Hayvanlar da şefkat tokadı yer mi?

Tarih: 13.05.2022 - 15:04 | Güncelleme:

Soru Detayı

- Sorum biraz uzun olabilir, şimdiden teşekkür ederim. Evde beslediğimiz kedimiz var, aşısından tutun mamasına kadar el bebek yaşıyor.
- Bir gün balkona kuş geldi ve avlanma içgüdüsüyle ona zıplarken 4. kattan aşağı düştü. Allah korudu ki hiçbir yeri kırılmadı, ufak tefek sıyrıklar aldı. İyileşme sürecine girerken agresif olan kedimizin bu halinin değiştiğini görüyorum.
- Ayrıca geçenlerde izlediğim videoda kuşu öldüren kedinin gözyaşı döktüğü görülüyor.
1) Kedi gibi avlanma fıtratıyla yaratılmış hayvanlar, karakter değişimine uğrar mı yukarıda zikrettiğim gibi? Yani şefkat tokadı yiyip bunu idrak edebilirler mi?
2) Üstadın risalelerde çıta gibi hayvanların yiyeceklerinin ölmüş hayvanlar olduğunu, aksine avlanırsa ceza görebileceğini okumuştum yanlış hatırlamıyorsam. Eğer öyleyse hayvanlar içinde mi sınav var? Yoksa yemeği ölmüş hayvan olmasına rağmen neden avlanma fıtratıyla yaratılmışlardır?
3) Evdeki hayvanların yaralanma gibi olaylardan sonra çıkan sağlık masraflarının veyahut olması gereken aşı vb. sağlık giderlerinin sahibi için bir sadaka olduğu söylenebilir mi?

Cevap

Değerli kardeşimiz,

Hayvanların aldığı cezanın mutlaka onların ahlakını değiştirmelerine yönelik olduğunu söyleyemeyiz. Zira, bazen onlara verilen ceza ölüm oluyor. Ölümden sonra terbiye edilmeleri elbette amaçlamaz. Bu husus insanlar için de geçerlidir.
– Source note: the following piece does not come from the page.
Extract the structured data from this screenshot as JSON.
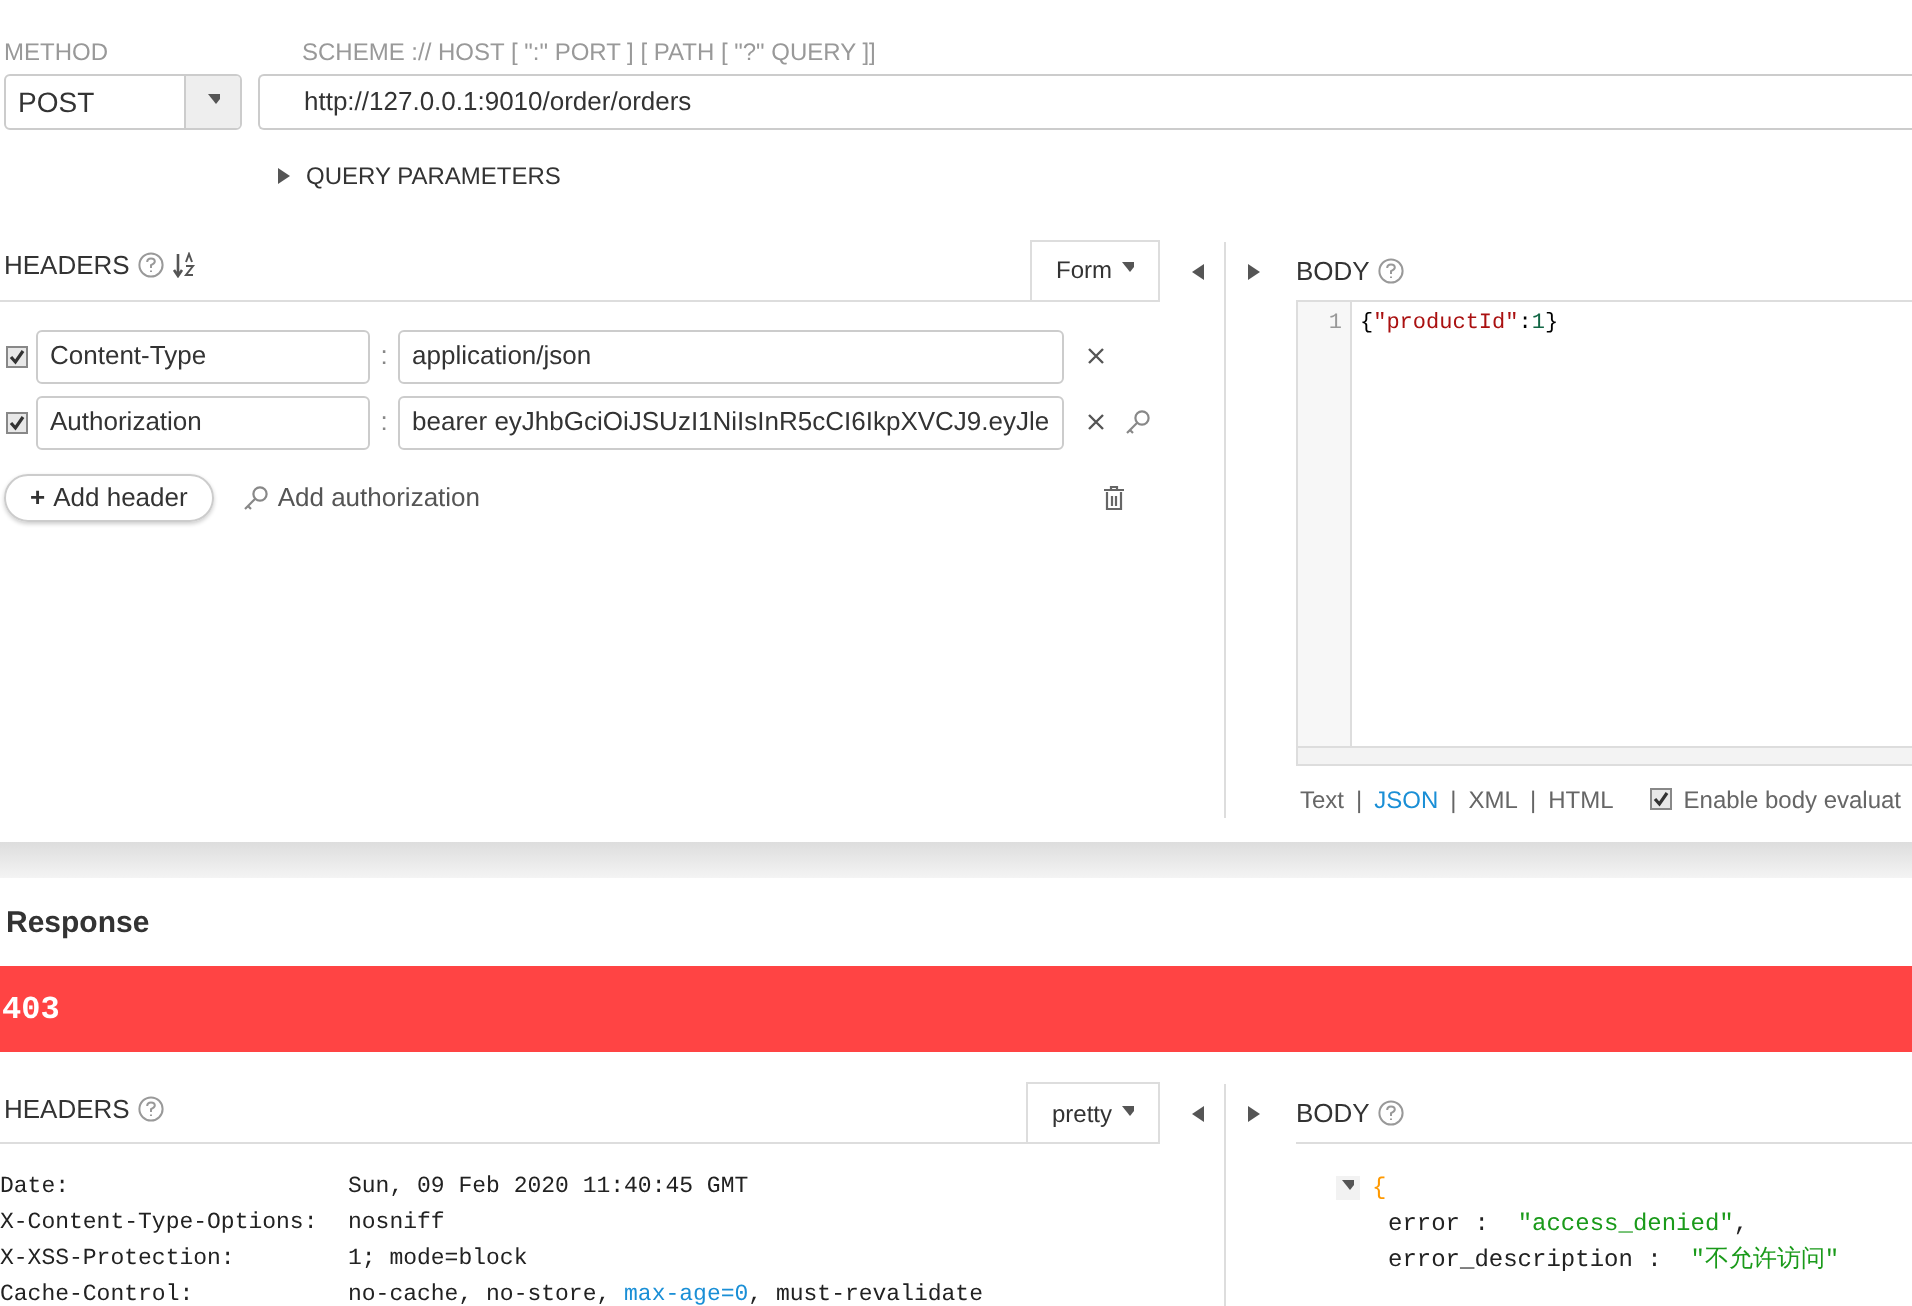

Bununla beraber, hüdhüd, papağan, güvercin, kedi, köpek, balık gibi bazı hayvanların eğitim sonucu farklı bir pozisyona girdikleri gözle görülen bir realitedir. 

Sorulara gelince:

1. Evet, hayvanların kabiliyetleri ve özellikleri bilinirse, ona göre terbiye edilerek, o konuda istihdam edilmeleri mümkündür:

“Madem rûy-i zemin, bir sofra-i Rahman'dır. İnsanın şerefine kurulmuştur. Öyle ise, o sofradan istifade eden sair hayvanat ve tuyurun çoğu insana müsahhar ve hizmetkâr olabilir."

"Nasılki en küçüklerinden bal arısı ve ipek böceğini istihdam edip ilham-ı İlahi ile azîm bir istifade yolunu açarak ve güvercinleri bazı işlerde istihdam ederek ve papağan misillü kuşları konuşturarak, medeniyet-i beşeriyenin mehasinine güzel şeyleri ilave etmiştir."

"Öyle de başka kuş ve hayvanların istidad dili bilinirse, çok taifeleri var ki; karındaşları hayvanat-ı ehliye gibi, birer mühim işte istihdam edilebilirler."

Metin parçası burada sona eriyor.